Learned Queen's Counsel for the applicant conceded that the decision to limit the Bank's defences to the issue of estoppel is clearly not final, but submitted that the order for summary judgment is a final order. Mr. Goudie submitted that the appropriate test for determining the issue, particularly in the case of an order for summary judgment, is not the application test but the order test. In support of this submission learned counsel urged that there are two lines of authority on the issue, that the decisions of the Privy Council favour the order test, that none of the decisions of this court or other courts in the Caribbean which favour the application test have been considered by the privy Council, but that this court should be guided by the decisions of the Privy Council in regard to the appropriateness of the order test, more particularly in matters relating to orders for summary judgment.


Learned counsel reviewed a number of decided cases in favour of both approaches. He made a critical analysis of the case of Sylvester v. Singh1, and argued that this case was not clearly determinative of the issue. Counsel conceded that the application test is the settled English position, but submitted that this court has not a settled position.


Learned Queen's Counsel referred to the case of Re Lim Kim Guan, ex parte Four Seas Bank Ltd2, a judgment of the High Court of Singapore which applied the order test in bankruptcy proceedings; Haron Bin Mohammed Zaid v. Central Securities (Holdings) BHD3, a decision of Her Majesty's Privy Council on appeal from the Federal Court of Malaysia, which decided that a question of whether an order was final or interlocutory was a matter for the Federal Court to decide in accordance with its own practice and procedure, and accordingly affirmed the Federal Court's application of the order test; Allen v Wright4, a decision of the West Indies Federal Supreme Court (long defunct), which applied the order test in respect of an order striking out an election petition; Duporte v. Freeman5, a decision of the Court of Appeal of the West Indies Associated States, the predecessor of this court which also applied the order test on an issue arising out of an election petition.

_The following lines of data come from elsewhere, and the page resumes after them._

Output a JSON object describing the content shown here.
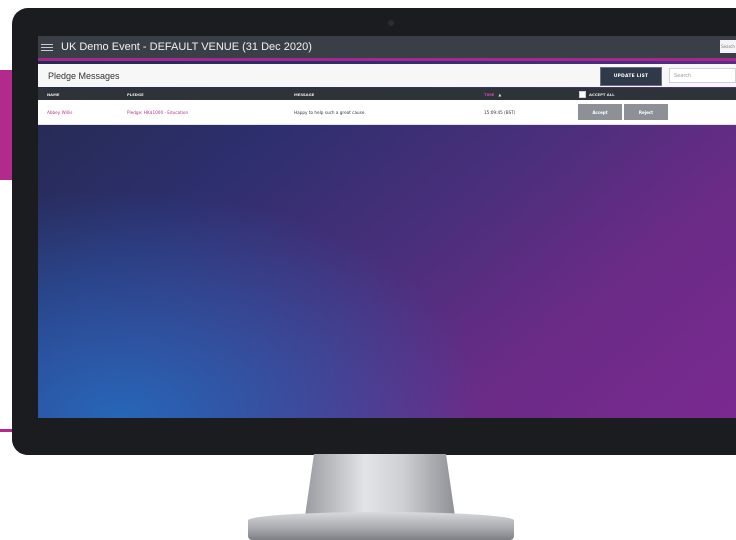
{
  "app": {
    "title": "UK Demo Event - DEFAULT VENUE (31 Dec 2020)",
    "search_mini": "Search"
  },
  "panel": {
    "title": "Pledge Messages",
    "update_label": "UPDATE LIST",
    "search_placeholder": "Search"
  },
  "table": {
    "columns": {
      "name": "NAME",
      "pledge": "PLEDGE",
      "message": "MESSAGE",
      "time": "TIME",
      "time_sort": "▲",
      "accept_all": "ACCEPT ALL"
    },
    "rows": [
      {
        "name": "Abbey Willis",
        "pledge": "Pledge: HK$1000 - Education",
        "message": "Happy to help such a great cause.",
        "time": "15:09:45 (BST)",
        "accept_label": "Accept",
        "reject_label": "Reject"
      }
    ]
  },
  "colors": {
    "accent": "#a6278e",
    "header_bar": "#3a3e46",
    "table_header": "#2e3239",
    "link": "#b1338f"
  },
  "icons": {
    "menu": "hamburger-icon",
    "checkbox": "checkbox-icon"
  }
}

However, as submitted by Mr. Moverley Smith Q.C. for the respondent, while in Sylvester v. Singh Byron J.A. as he then was admittedly expressed the opinion that there was no settled practice in this court, several subsequent decisions of this court, following the decision in that case, have adopted and treated as settled practice in this jurisdiction the application test in preference to the order test. Mr. Moverley Smith Q.C. cited in support the cases of Harry Samuel v Commissioner of Police and Attorney General6, and Nam Tai Electronics v. David Hague7, both decisions of this court relying on Sylvester v. Singh and treating it as 'well established in this jurisdiction that in determining whether a matter is procedural (interlocutory) or final the court will apply the application test rather than the order test' 8


We reaffirm that the application test is the test applied in this jurisdiction, and consequently that the proposed appeal is not as of right. It therefore falls for us to consider whether the court should exercise its discretion to grant leave pursuant to section 3(2)(a) of the Virgin Islands ( Appeal to privy Council) Order9. That section provides that the court may grant leave to appeal where in the opinion of the court the question involved in the appeal is one that, by reason of its great general or public importance or otherwise, ought to be submitted to Her Majesty.